Some of the pictures and captions are extremely endearing, like the armadillo staring at a junk yard laughing because he knows that his family’s ‘spikes’ were responsible for taking many of those gas-guzzling machines off the road. Or, clips that show the Southern landscape, pre-highway era, with armadillos amassing in hordes that are larger than the ones picketing Wall Street right now. Unfortunately, some simply ‘miss the mark.’ Certain representations would immediately have people offended. So, for those who have a sense of humor, this book is fine. For others, I have a feeling that in this world of controversy where everyone can find something to fight about in everything - heck, I’m waiting for a chocolate chip cookie debate - they will simply find the pictures crude.
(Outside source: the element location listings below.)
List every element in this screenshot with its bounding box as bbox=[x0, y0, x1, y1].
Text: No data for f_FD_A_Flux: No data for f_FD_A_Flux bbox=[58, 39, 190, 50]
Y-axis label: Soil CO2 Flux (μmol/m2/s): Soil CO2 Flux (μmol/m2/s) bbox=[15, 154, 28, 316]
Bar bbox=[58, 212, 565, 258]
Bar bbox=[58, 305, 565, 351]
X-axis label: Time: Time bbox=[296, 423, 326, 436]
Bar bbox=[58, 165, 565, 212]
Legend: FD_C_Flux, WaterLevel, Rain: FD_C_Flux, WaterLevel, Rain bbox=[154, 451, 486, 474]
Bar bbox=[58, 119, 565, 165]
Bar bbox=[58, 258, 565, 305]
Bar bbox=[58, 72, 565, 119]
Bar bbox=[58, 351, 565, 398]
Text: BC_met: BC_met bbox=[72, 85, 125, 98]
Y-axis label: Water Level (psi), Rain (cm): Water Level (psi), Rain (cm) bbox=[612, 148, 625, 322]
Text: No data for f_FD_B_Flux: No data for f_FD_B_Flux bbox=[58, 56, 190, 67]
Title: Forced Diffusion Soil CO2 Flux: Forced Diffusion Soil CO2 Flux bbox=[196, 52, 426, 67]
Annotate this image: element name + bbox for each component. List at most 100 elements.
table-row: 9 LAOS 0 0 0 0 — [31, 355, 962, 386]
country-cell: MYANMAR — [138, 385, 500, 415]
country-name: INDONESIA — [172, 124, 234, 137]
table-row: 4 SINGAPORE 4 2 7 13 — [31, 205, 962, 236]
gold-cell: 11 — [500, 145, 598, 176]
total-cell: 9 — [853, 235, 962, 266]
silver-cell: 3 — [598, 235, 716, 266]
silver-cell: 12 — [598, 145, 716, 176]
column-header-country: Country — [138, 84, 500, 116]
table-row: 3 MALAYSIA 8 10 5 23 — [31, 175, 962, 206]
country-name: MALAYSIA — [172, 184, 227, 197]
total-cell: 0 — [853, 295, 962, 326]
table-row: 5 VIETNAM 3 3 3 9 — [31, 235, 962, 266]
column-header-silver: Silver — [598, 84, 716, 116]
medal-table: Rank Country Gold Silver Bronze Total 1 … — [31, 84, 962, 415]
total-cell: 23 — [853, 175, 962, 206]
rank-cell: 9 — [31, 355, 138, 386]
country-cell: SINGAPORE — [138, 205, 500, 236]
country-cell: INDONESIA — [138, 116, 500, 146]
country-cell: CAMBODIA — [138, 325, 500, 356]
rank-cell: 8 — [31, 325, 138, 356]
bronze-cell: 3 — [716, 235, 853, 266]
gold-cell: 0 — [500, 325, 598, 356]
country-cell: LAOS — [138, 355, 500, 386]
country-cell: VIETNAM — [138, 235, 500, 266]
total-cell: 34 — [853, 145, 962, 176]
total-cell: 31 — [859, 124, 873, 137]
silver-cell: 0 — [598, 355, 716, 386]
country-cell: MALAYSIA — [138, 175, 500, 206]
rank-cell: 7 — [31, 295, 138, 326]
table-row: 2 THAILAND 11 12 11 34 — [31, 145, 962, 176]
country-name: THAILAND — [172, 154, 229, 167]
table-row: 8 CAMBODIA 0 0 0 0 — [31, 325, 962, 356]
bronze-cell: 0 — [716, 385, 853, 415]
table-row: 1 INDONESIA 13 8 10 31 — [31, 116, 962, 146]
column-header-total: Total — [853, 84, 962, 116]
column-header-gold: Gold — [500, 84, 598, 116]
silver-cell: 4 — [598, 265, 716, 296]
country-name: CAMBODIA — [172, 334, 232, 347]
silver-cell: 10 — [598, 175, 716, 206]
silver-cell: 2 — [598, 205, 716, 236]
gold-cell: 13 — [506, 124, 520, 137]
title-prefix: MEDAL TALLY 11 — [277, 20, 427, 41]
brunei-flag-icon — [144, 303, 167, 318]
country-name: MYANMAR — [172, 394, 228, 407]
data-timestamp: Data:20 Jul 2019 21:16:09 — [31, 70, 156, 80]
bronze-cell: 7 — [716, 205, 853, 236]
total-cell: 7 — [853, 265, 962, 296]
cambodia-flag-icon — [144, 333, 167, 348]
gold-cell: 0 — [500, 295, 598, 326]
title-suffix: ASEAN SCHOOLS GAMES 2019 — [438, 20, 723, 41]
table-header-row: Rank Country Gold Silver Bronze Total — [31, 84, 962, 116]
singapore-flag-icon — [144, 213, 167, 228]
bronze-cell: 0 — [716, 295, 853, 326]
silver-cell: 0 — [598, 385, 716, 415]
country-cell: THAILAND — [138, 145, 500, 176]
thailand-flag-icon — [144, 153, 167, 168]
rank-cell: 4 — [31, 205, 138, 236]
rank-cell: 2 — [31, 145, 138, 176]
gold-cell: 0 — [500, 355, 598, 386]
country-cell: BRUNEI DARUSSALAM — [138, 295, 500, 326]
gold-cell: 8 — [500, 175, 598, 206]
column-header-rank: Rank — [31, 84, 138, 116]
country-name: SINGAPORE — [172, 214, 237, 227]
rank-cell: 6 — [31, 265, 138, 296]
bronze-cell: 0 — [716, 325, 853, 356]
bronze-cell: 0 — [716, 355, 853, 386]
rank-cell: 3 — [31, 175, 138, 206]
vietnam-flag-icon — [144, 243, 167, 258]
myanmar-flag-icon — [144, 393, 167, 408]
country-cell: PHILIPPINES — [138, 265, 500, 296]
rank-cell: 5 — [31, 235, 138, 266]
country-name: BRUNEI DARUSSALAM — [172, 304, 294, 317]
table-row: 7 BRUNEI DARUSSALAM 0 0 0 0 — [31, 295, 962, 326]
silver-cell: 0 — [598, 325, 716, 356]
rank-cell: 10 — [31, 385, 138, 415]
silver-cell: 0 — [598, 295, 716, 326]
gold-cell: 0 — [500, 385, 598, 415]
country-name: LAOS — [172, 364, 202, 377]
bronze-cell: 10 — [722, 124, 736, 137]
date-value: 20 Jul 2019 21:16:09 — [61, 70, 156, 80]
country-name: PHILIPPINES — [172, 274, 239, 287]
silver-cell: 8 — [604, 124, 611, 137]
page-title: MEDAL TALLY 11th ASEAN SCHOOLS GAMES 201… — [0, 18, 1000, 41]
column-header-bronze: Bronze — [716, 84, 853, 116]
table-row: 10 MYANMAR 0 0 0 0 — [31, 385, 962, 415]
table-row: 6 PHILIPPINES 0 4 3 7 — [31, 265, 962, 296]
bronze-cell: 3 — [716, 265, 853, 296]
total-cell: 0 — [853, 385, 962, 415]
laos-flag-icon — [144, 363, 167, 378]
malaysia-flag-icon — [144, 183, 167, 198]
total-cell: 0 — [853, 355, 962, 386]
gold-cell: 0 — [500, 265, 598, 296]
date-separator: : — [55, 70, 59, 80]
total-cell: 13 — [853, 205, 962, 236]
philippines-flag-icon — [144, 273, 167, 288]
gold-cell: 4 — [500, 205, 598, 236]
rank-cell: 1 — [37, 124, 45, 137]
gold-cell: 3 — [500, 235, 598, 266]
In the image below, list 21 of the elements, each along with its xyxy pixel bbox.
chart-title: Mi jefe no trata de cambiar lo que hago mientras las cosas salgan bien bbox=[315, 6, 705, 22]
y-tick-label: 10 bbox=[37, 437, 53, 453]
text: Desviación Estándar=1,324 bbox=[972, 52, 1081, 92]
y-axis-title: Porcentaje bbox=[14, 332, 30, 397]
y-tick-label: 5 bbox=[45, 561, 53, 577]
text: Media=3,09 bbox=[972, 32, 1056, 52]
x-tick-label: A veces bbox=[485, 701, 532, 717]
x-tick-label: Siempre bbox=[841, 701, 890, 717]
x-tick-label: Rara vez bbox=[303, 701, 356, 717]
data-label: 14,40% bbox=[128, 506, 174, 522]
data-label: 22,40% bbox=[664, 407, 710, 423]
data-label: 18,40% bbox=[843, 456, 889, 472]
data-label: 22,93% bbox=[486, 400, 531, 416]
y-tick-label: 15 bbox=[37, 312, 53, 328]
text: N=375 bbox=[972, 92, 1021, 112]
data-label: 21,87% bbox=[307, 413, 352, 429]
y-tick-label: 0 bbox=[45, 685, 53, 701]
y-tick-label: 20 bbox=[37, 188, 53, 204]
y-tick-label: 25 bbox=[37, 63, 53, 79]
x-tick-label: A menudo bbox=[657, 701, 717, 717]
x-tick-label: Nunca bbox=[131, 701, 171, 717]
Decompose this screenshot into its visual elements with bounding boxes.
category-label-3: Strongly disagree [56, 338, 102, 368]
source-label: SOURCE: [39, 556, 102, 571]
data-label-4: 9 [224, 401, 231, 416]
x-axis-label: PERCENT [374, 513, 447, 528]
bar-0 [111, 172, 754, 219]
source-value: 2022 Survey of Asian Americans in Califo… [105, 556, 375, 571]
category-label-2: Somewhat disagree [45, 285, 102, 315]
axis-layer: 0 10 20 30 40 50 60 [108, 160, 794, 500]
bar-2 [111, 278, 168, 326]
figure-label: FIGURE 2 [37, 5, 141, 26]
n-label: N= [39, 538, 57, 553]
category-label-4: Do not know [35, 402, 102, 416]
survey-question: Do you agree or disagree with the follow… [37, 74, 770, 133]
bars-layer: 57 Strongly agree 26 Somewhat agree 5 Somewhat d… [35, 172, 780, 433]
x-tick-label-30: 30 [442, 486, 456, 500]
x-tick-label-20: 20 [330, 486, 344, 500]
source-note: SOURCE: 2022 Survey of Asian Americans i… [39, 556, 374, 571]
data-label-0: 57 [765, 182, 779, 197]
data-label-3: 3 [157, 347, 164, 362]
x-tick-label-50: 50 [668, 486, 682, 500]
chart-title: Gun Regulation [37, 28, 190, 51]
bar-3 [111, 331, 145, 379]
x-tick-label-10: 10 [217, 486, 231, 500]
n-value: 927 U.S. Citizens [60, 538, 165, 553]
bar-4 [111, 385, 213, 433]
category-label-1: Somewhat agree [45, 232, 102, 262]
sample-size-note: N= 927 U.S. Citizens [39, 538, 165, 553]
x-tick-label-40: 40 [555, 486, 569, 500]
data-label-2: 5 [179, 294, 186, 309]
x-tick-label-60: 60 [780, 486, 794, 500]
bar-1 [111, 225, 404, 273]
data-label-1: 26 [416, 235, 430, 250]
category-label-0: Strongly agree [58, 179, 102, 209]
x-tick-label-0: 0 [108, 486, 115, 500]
The illustrations, unfortunately, look as if a five-year-old has drawn them. And the book, itself, reminds me of the 101 Uses for a Dead Cat, first published in 1981 by Simon Bond. Some readers thought it was adorable, while other readers thought it was simply sick and twisted and didn’t deserve to be on the bookshelves. Here’s the thing…I don’t think Mr. Bond cared one iota about the throngs who disliked the book, seeing that the collection was eventually republished in 20 countries and sold over 2 million copies; spawning the sequels, 101 More Uses of a Dead Cat and Uses of a Dead Cat in History, as well as calendars featuring the cartoons. Therefore, this author may be on to something.
So, just remember, go into this with a sense of humor. The armadillo’s plight is huge, of course, and this is an animal who does seem to have a tendency for self-mutilation, yet their revenge is sweet and they will most likely outlast us by billions of years.
Quill Says: This is just not a book this reviewer can recommend. The illustrations need more work and it‘s just not…forgive me…funny.